On a daily basis, assistant city attorneys in the Government Affairs, Torts and Employment sections advise the Mayor's Office, City Council and Seattle Police Department in the complex, years-long effort to bring the City into full compliance with the police reform consent decree supervised by U.S. District Judge James Robart. In addition to our attorneys, Police Chief Kathleen O'Toole is aided by the active oversight of federal Monitor Merrick Bobb, the U.S. Department of Justice and the Seattle Community Police Commission. New policies on use of force, crisis intervention, bias-free policing, and stops and detentions have been approved, and officers are being re-trained on constitutional policing standards.

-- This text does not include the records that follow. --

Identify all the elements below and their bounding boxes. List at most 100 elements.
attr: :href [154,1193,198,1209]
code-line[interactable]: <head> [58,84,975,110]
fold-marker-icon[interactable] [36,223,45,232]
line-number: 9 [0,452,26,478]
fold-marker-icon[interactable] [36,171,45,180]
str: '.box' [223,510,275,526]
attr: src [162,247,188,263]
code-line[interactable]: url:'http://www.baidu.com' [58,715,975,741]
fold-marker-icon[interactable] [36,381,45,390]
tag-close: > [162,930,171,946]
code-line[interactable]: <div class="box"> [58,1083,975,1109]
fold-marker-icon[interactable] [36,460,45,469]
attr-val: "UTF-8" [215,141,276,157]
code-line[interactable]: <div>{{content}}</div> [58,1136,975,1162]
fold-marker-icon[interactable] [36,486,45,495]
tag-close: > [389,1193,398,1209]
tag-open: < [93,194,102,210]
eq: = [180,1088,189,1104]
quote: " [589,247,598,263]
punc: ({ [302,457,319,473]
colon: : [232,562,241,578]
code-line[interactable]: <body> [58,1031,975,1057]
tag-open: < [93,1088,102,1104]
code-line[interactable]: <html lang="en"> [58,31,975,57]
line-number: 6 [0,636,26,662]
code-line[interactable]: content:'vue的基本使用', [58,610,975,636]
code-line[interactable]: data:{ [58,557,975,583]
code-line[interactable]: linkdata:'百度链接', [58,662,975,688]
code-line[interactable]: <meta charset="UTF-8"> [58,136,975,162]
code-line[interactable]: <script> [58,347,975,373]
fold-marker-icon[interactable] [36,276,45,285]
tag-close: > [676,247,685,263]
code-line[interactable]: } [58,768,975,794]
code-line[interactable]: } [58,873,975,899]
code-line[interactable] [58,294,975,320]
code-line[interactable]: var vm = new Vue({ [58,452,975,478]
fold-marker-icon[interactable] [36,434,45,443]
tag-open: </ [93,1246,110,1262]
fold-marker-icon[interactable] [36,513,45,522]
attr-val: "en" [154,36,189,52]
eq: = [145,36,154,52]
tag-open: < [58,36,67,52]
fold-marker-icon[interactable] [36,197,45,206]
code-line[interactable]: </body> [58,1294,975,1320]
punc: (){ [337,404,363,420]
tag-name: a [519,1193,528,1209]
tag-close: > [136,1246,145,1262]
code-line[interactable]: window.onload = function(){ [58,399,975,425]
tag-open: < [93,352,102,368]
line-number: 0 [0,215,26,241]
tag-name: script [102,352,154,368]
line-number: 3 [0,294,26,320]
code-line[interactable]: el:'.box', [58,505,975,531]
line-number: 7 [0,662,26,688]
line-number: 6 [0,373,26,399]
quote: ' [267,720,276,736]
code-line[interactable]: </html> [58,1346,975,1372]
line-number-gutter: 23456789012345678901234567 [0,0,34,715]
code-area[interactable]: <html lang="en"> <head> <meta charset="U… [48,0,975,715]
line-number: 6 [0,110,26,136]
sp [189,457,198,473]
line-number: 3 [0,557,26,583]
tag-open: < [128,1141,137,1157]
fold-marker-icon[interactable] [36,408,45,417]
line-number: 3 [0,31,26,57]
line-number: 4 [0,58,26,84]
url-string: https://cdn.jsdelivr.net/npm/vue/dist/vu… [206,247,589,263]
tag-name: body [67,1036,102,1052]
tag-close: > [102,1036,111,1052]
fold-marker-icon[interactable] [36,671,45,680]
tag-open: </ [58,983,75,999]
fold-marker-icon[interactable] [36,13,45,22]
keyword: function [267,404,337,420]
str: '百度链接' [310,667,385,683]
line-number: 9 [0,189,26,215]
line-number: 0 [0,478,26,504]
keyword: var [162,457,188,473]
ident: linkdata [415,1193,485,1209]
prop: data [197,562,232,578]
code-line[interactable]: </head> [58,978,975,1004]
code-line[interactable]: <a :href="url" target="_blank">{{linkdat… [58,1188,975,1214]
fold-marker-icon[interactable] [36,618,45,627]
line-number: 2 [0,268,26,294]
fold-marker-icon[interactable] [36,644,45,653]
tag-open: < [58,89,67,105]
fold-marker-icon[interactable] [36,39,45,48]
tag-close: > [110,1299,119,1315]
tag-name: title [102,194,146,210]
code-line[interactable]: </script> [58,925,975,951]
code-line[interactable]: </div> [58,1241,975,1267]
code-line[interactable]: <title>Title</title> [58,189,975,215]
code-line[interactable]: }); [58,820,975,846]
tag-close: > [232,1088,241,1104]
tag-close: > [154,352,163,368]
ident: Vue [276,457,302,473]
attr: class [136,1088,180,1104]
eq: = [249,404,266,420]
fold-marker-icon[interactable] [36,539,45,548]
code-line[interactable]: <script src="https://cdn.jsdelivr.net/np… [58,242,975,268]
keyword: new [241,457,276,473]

Ensuring Affordability and Livability

The City Attorney sees the availability of affordable housing as essential to Seattle remaining the vibrant, livable City we all want it to be. Affordable housing means that lower- and middle-class families can enjoy the City's great public spaces and schools; it means that new immigrants and school teachers can mingle on the streets with Amazon techies and Boeing executives. But sustaining affordable housing and making sure that its availability keeps pace with the City's burgeoning growth presents many legal questions.

State statutes, federal and state constitutions and complex land use regulations must all be considered in planning the City's route to affordable housing. The City Attorney's Office has made it a priority to support the Council and the Mayor in finding legally viable ways to meet the City's affordable housing needs.